Qualche anno fa, lo sceneggiatore Alberto Manni mi presentò l’embrione di questa storia, ovvero un articolo di cronaca che raccontava in poche righe la vicenda – ambientata nella provincia francese degli anni 80 - di quattro donne disperate, senza arte ne’ parte che, affogate in un mare di difficoltà e impossibilitate a (o forse incapaci di) risolverle, decidevano di dare una svolta alle loro vite impugnando le armi (in realtà, quattro pistole scacciacani) per rapinare la banca del paese travestite da uomini. A dispetto di una scarsissima possibilità di farcela, le quattro donne portarono a termine non solo quel primo colpo, ma anche altre sei rapine, spostandosi per tutta la provincia, e furono scoperte e catturate alla settima solo per un banale errore, un classico scivolone sulla buccia di banana.

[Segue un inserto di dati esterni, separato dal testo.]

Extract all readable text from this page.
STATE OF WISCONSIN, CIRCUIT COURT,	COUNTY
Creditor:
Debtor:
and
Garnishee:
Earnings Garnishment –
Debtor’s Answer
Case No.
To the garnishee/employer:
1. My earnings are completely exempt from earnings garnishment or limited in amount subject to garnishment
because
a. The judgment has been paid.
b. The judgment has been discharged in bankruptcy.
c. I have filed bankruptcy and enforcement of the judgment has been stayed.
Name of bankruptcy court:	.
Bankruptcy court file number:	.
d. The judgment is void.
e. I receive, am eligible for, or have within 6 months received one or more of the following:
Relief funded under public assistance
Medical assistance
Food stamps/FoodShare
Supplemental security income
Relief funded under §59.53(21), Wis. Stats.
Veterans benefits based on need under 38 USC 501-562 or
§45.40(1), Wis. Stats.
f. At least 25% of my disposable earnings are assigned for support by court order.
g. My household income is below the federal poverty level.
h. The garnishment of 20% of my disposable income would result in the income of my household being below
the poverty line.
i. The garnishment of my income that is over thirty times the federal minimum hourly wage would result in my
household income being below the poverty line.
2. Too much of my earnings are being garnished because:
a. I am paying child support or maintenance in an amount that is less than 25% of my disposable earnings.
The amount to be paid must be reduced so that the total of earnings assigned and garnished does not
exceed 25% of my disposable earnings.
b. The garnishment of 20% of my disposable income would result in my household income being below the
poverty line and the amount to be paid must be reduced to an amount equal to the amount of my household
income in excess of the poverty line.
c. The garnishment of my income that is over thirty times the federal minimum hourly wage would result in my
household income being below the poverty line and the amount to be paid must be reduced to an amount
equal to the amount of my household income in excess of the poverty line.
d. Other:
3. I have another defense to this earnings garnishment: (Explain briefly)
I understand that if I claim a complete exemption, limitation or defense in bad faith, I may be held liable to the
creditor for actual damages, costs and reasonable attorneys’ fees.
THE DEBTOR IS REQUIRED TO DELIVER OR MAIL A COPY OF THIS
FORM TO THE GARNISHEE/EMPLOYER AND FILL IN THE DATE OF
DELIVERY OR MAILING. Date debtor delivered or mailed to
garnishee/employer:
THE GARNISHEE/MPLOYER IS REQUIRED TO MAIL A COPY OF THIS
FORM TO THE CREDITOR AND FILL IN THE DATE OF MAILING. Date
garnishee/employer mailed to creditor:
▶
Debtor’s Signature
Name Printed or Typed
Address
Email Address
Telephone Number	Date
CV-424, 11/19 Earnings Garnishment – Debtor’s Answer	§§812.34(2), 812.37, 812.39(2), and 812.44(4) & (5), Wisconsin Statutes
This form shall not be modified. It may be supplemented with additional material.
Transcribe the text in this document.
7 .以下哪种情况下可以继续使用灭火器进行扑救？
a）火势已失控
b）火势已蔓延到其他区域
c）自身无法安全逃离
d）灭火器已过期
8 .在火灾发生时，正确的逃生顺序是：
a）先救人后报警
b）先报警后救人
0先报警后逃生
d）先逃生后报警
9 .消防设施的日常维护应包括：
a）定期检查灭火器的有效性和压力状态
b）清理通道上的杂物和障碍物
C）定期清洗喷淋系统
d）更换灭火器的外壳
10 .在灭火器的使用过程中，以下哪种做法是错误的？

L’articolo si soffermava sulle rocambolesche avventure della Banda di Avignonesi, le Amazzoni, (così furono chiamate) e raccontava come queste donne, una volta in carcere, erano diventate famose per le loro gesta – socialmente sbagliate, umanamente comprensibili: chi non ha mai espresso il desiderio di svaligiare una banca, nella vita? - finendo per dare voce a un bisogno di riscatto per altre donne che si trovavano in situazioni simili, di emergenza. Così, una ragazza madre, una donna alla ricerca della sua identità, una moglie maltrattata e una aspirante studentessa senza un soldo, da emarginate senza speranza finirono per rappresentare un simbolo di ribellione alla condizione stessa della donna. Quando sono venuta a conoscenza di questa vicenda, ho pensato immediatamente che apparteneva al mondo del cinema. C’erano la storia, l’urgenza, il tema sociale; c’erano il travestimento e l’azione, la paura e il dubbio, c’erano l’inadeguatezza e la riscossa, la commedia e il dramma, gli abusi e la vendetta, la donna di ieri che è ancora – purtroppo - quella di oggi. Abbiamo impiegato diversi anni per portare a termine una sceneggiatura che ci soddisfacesse davvero: volevamo coniugare la storia vera con il nostro immaginario, trasferire la provincia francese in quella italiana, rendere con efficacia queste donne semplici e speciali, sbagliate e amabili, impaurite e coraggiose. Capire perché, una volta in carcere, divennero icone di culto a cui tutte le donne della zona resero omaggio, andando a trovarle, occupandosi di loro e delle loro famiglie.
Cosa, in quei gesti di rabbia e disperazione era stato interpretato come un impulso di ribellione al sistema. In che modo un crimine aveva potuto trasformarsi in una presa di posizione, in un gesto di coraggio. E poi c’era la vecchia storia di Cenerentola, la ragazza che per conquistare l’uomo dei suoi sogni si traveste da principessa, manifestando fuori la nobiltà d’animo che ha dentro. Ma qui le principesse erano quattro e volevano solo conquistarsi un piccolo posto nel mondo: come? Nell’unico modo possibile per una donna senza possibilità: fingendo di essere un uomo. E infine, certamente, non era un film con il quale debuttare alla regia: lasciando l’ambientazione anni 80 si trattava comunque di una commedia sociale in costume, d’azione e di indagine. Era necessario fare tesoro di altre esperienze per affrontare quella che, per me, è la storia perfetta per raccontare, con la giusta distanza, che la condizione della donna oggi non è cambiata o, almeno, non è cambiata abbastanza da poterci ritenere fuori dagli schemi di una società che ancora ci giudica, ci tratta e ci considera cittadine di serie B, e che per tutto questo, c’è ancora bisogno di farsi sentire.